From this non-place we went a bit further east then turned south to Tombstone. It has a nice city building but the rest seems to be re-created stuff made to look like you would expect it to; it appears to be sort of a poorly-done Knott’s Berry Farm.

Almost without stopping, we goosed Charlotte down the road to a gorgeous little town called Bisbee. Actually, half of the town (the NE half) is like a little fairyland of houses but they all seem to be built on top of the former layer of fairy tale houses. Skinny, mostly one-way streets run up and down and across the steep canyon walls passing neat little cottages on postage stamp size lots. A couple of houses appear to have been built directly over the creek with some of the foundation on one side of the creek and the rest of the foundation across the creek. I imagine it would be noisy when it is raining. Peggy and I went into a tiny museum on the skinny portion of the main drag and wouldn’t you know it, we spotted another two-headed cow (stuffed) but this one seems to have two faces on one head while the two-header in John Day, OR has two separate heads sort of merging into one set of shoulders. Of course we took pictures.

We drove out of what we thought was all of Bisbee going SW when we came across what seems to be a different town but it also claims to be Bisbee. This Bisbee is quite ugly unless you are one of those folks who reveres shacks and deserted dwellings.
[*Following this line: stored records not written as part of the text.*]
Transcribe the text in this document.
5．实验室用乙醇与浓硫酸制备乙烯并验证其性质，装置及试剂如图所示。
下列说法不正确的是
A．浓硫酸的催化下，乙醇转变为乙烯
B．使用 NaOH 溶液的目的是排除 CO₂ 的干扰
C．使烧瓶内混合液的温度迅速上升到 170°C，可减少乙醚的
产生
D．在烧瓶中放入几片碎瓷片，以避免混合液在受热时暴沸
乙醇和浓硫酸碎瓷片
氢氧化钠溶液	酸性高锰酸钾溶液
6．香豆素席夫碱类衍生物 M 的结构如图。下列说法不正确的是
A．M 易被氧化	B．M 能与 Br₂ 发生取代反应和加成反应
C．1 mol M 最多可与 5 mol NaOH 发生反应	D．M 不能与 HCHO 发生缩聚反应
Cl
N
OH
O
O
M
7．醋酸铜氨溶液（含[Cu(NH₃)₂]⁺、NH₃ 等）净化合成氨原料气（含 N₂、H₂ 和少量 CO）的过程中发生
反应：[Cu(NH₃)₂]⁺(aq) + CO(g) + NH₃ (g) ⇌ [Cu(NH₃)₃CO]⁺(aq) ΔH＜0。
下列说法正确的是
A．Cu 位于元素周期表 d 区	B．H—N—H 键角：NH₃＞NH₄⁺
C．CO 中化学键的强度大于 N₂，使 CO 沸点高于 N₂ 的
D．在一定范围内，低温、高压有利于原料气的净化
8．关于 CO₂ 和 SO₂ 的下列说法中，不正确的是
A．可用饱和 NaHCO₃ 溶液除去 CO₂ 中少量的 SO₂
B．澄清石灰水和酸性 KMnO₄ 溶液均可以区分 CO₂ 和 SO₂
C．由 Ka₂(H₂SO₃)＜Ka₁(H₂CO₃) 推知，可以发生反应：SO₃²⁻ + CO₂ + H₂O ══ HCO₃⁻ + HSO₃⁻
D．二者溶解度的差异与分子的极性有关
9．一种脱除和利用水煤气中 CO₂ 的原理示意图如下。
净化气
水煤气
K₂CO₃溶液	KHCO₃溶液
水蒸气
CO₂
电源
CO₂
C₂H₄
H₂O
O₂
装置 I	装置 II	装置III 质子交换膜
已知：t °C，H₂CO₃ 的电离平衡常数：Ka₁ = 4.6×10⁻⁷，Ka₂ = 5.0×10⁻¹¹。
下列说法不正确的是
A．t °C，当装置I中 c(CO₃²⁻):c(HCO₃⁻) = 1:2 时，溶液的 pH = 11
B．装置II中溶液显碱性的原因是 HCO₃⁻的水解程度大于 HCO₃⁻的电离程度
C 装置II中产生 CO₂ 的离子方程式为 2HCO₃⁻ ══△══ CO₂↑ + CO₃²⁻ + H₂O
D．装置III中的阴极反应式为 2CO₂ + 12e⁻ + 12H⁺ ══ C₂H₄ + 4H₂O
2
We continued westbound until we passed Coronado Monument again. You can see the border fence running through the adjacent river valley and it is hideous but impractical. What a pork project. It would seem that the decision makers in Washington did not recognize that Mexicans are thoroughly versed in the use of ladders and capable, therefore, of easily scaling the fence almost without delay to their northward passage. We drove back up 92 and 90 to Quail Run.